Proprio in ragione di tale differenza, l’obbligo di corrispondere gli alimenti prescinde da ogni torto o ragione in merito alle cause che hanno portato alla separazione. Al contrario, ha diritto di beneficiare del mantenimento solo il coniuge a cui non sia stata addebitata la separazione.
Tornando, quindi, ad occuparci delle accortezze che il marito – ovvero il suo avvocato – dovrà adottare nel disporre la propria difesa (salvo il caso, generalmente più raro, in cui non sia la donna la parte economicamente più forte del rapporto), è bene tenere presente che proprio l’uomo dovrà aver interesse ad ottenere una pronuncia di separazione con addebito. La separazione potrà, infatti, non essere addebitata ad alcuno dei due coniugi (cosa che avviene quando ci si separa consensualmente) oppure potrà essere addebitata ad uno dei due quando l’altro ne faccia richiesta e dimostri la piena responsabilità della “controparte” in ordine alle cause che hanno portato all’interruzione dell’affectio coniugalis.

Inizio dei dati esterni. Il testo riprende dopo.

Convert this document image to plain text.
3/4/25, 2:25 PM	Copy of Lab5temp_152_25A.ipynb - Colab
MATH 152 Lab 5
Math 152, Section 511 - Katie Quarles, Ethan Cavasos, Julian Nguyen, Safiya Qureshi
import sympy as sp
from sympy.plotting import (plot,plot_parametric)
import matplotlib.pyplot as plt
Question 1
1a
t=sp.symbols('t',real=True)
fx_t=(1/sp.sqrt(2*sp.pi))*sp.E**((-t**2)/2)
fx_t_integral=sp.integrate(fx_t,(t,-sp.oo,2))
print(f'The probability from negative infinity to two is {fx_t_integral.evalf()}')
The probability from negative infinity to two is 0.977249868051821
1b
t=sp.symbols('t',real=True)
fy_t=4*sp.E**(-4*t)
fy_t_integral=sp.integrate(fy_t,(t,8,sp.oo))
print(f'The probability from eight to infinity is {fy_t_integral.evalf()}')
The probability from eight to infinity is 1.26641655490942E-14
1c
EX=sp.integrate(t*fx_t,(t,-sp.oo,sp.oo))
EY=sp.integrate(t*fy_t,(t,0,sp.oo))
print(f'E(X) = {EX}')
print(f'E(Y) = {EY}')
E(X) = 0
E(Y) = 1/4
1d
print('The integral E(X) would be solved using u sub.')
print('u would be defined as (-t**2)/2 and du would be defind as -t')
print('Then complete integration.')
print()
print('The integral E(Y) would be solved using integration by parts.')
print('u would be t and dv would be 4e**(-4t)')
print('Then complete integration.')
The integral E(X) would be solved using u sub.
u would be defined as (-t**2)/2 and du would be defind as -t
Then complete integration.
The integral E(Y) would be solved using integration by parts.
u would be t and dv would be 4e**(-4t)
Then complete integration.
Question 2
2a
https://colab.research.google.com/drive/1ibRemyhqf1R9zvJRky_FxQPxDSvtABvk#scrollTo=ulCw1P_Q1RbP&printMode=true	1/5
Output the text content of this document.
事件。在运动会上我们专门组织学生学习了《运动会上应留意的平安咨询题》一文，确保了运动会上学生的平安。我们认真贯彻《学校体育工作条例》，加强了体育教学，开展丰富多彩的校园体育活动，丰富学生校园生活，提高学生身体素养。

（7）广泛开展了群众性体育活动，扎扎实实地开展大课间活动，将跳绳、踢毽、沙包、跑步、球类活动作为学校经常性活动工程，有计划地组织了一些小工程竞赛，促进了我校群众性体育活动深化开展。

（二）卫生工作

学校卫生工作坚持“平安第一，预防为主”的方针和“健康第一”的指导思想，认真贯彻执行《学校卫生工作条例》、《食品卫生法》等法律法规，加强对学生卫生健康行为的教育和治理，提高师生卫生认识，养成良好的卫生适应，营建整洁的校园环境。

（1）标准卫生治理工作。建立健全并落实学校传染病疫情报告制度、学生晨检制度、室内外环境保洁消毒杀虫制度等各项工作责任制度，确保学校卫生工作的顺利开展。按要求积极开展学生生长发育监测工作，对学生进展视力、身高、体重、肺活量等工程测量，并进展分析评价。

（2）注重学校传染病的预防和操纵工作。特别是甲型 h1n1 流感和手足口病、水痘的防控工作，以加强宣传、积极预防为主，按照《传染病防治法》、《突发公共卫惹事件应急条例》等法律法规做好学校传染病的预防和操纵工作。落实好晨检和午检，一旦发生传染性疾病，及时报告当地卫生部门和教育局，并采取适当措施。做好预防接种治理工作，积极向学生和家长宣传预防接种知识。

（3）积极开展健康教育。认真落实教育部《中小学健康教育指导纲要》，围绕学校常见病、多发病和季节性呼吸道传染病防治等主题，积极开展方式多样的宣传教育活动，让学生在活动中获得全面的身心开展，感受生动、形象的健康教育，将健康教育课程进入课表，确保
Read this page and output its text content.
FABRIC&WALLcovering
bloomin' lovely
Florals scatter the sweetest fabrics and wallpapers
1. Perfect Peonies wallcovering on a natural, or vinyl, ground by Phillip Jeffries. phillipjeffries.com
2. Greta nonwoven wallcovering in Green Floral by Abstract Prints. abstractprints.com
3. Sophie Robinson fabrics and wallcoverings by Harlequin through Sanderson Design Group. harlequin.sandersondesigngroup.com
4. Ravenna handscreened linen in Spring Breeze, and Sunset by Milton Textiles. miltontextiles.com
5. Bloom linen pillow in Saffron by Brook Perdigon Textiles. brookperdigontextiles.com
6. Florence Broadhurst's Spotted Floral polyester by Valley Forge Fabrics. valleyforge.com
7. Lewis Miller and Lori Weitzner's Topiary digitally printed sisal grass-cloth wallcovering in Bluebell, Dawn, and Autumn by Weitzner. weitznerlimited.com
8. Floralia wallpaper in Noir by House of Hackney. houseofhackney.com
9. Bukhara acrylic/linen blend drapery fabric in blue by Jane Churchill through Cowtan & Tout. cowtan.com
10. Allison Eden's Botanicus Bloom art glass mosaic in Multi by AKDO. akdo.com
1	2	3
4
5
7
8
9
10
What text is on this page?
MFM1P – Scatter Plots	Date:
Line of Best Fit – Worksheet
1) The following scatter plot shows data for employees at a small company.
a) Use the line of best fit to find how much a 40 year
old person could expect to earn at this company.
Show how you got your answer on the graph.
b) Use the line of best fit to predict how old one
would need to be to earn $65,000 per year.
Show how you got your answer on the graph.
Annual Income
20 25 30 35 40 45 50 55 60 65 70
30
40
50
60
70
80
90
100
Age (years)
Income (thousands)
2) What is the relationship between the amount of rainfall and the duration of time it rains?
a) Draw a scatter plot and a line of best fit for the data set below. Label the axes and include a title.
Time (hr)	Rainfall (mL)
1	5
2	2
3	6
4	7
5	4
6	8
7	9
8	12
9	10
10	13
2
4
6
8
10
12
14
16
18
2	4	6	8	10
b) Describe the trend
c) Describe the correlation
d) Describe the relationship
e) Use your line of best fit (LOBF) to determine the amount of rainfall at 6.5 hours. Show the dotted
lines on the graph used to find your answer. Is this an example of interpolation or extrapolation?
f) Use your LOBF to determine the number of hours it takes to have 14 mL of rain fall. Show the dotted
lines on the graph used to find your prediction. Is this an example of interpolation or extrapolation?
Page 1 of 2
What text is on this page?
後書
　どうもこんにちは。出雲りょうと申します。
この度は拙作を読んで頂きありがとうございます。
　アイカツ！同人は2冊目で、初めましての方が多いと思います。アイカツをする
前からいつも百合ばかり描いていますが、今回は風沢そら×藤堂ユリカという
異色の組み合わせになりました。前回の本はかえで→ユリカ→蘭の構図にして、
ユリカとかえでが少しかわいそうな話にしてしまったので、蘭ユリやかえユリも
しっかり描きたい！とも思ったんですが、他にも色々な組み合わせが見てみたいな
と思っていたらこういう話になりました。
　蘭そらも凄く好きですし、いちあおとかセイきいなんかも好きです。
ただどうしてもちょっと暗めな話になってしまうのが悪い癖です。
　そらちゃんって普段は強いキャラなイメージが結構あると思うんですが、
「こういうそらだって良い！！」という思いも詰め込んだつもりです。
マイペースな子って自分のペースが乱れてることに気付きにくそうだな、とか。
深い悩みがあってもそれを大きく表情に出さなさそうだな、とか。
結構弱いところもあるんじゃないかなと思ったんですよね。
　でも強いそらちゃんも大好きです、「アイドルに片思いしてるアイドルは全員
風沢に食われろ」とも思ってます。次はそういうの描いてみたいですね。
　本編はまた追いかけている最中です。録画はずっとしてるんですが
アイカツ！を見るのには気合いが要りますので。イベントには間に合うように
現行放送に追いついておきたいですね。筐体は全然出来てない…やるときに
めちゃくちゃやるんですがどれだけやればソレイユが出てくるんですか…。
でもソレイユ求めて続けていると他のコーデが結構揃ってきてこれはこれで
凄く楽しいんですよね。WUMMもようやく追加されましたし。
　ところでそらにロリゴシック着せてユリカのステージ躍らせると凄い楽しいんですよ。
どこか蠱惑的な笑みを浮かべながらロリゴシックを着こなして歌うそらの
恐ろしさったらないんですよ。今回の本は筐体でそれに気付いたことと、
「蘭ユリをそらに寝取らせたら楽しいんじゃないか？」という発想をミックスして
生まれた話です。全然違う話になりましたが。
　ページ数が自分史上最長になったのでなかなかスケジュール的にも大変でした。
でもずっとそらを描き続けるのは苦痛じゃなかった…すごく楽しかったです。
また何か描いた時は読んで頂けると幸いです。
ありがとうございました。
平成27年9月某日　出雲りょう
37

Ottenere l’addebito della separazione (ove ve ne siano i presupposti) a carico della coniuge consente di non doverle corrispondere il mantenimento. Anche se una separazione con richiesta di addebito può essere emotivamente più spiacevole da affrontare, potrà valerne ovviamente la pena se ciò consentirà di risparmiare centinaia e centinaia di euro ogni mese. È anche per questo che, se opportunamente consigliata, la coniuge potrà apparire più conciliante, meno disposta ad ottenere una separazione con addebito e a scavare tra le cause che hanno portato alla fine del matrimonio: semplicemente non ne ha alcun materiale interesse, poichè potrà percepire il mantenimento, pur senza che la separazione venga addebitata ad alcuno dei due. Se la coniuge desidera una separazione “pacifica” e consensuale che rinunci alla richiesta di mantenimento; viceversa, ben venga una ricerca nel merito delle cause che hanno reso non più proseguibile la vita matrimoniale.